The Chief Executive Officer, Shoreline Group, Mr. Kola Karim, on Wednesday, stated that Shell Nigeria’s Forcados crude oil pipeline would resume deliveries by September.
Karim, who spoke to Bloomberg, said, “We are hearing Forcados is due to return at the middle of next month. It has been a tough situation for us these past couple of months.”
In its latest Financial and Operations report for June 2016, the Nigerian National Petroleum Corporation revealed that the subsisting Force Majeure at Forcados Terminal meant that about 380,000 barrels of oil per day remained shut in.
The Forcados pipeline system is among oil infrastructure targeted by Nigerian militants this year.
In February, Shell declared force majeure, a legal clause that allows it to stop shipments without breaching contracts, after militants blew up a line feeding the Forcados terminal, which typically exports about 200,000 barrels a day.
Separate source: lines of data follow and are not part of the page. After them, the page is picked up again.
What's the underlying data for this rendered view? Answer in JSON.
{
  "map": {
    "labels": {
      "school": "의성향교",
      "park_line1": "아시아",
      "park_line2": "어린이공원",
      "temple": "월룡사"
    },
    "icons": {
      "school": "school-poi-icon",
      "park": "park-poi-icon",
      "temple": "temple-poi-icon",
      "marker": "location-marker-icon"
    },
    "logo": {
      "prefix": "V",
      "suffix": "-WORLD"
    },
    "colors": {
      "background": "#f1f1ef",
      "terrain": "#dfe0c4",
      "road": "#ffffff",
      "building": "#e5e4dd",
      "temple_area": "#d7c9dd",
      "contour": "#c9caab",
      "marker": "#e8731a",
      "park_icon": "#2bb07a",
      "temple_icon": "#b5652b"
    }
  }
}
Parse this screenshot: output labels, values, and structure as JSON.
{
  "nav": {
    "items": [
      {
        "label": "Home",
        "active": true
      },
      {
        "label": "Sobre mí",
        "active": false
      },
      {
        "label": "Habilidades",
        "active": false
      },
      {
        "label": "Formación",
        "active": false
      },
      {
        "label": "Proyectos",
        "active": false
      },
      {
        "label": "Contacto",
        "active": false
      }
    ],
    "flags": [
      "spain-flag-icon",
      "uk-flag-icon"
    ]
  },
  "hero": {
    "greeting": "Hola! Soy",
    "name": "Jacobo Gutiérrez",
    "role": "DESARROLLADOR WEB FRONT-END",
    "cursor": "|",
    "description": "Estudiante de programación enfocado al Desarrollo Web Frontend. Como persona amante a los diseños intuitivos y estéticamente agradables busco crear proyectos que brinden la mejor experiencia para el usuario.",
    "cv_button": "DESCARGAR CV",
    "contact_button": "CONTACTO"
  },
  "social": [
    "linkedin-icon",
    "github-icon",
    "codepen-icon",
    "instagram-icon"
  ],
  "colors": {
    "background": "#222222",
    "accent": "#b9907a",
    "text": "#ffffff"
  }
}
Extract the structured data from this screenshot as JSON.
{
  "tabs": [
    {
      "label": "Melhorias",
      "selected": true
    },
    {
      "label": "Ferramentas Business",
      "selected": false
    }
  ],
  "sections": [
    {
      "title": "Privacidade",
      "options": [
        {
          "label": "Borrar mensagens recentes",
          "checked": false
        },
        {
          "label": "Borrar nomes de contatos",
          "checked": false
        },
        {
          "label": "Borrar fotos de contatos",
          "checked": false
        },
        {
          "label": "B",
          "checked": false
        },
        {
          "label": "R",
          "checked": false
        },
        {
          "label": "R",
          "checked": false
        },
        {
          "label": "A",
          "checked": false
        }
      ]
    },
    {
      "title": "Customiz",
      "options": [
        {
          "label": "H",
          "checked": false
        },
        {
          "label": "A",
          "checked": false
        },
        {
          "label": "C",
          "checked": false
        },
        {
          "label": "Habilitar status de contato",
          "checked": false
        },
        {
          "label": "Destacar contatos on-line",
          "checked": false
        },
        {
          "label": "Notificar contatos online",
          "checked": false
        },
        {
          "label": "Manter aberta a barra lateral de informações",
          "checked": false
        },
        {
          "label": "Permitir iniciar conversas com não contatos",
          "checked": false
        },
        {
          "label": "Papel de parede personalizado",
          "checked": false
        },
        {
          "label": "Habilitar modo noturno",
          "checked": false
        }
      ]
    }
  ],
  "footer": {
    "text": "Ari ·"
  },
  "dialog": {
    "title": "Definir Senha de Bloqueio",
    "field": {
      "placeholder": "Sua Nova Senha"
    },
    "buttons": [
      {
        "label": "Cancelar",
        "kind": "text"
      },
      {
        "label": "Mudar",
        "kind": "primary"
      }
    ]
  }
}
Of that, Shoreline sends about 52,000 barrels a day, according to Bloomberg.
A Lagos-based spokesman for Shell, Precious Okolobo, declined to comment on Wednesday.
While the Niger Delta Avengers, which claimed most attacks in Nigeria’s oil heartland this year, have announced a halt to hostilities, other militant groups have emerged.
The Niger Delta Greenland Justice Mandate claimed an assault this week on the Ogor-Oteri pipeline, which is run by the Nigerian Petroleum Development Company and Shoreline and was already halted following a previous attack on Forcados.
“It’s key to note that there are other groups now trying to assert themselves,” Dolapo Oni, the Lagos-based head of Ecobank Energy Research, said by phone. “Nevertheless, it shouldn’t prevent the September opening.”
Shoreline is still trying to pinpoint the location and assess the damage from Tuesday’s attack in Delta State, Karim said.
Nigeria expects to pump 1.5 million barrels a day “at best” this year, Minister of State for Petroleum Resources, Dr. Ibe Kachikwu, had said on August 12.
Nigeria, an OPEC member, produced about two million barrels a day last year.
“With Forcados, we are likely to regain output at 1.8 million barrels a day and should be able to sustain that till year-end, which is a major boost for government revenue,” Oni said.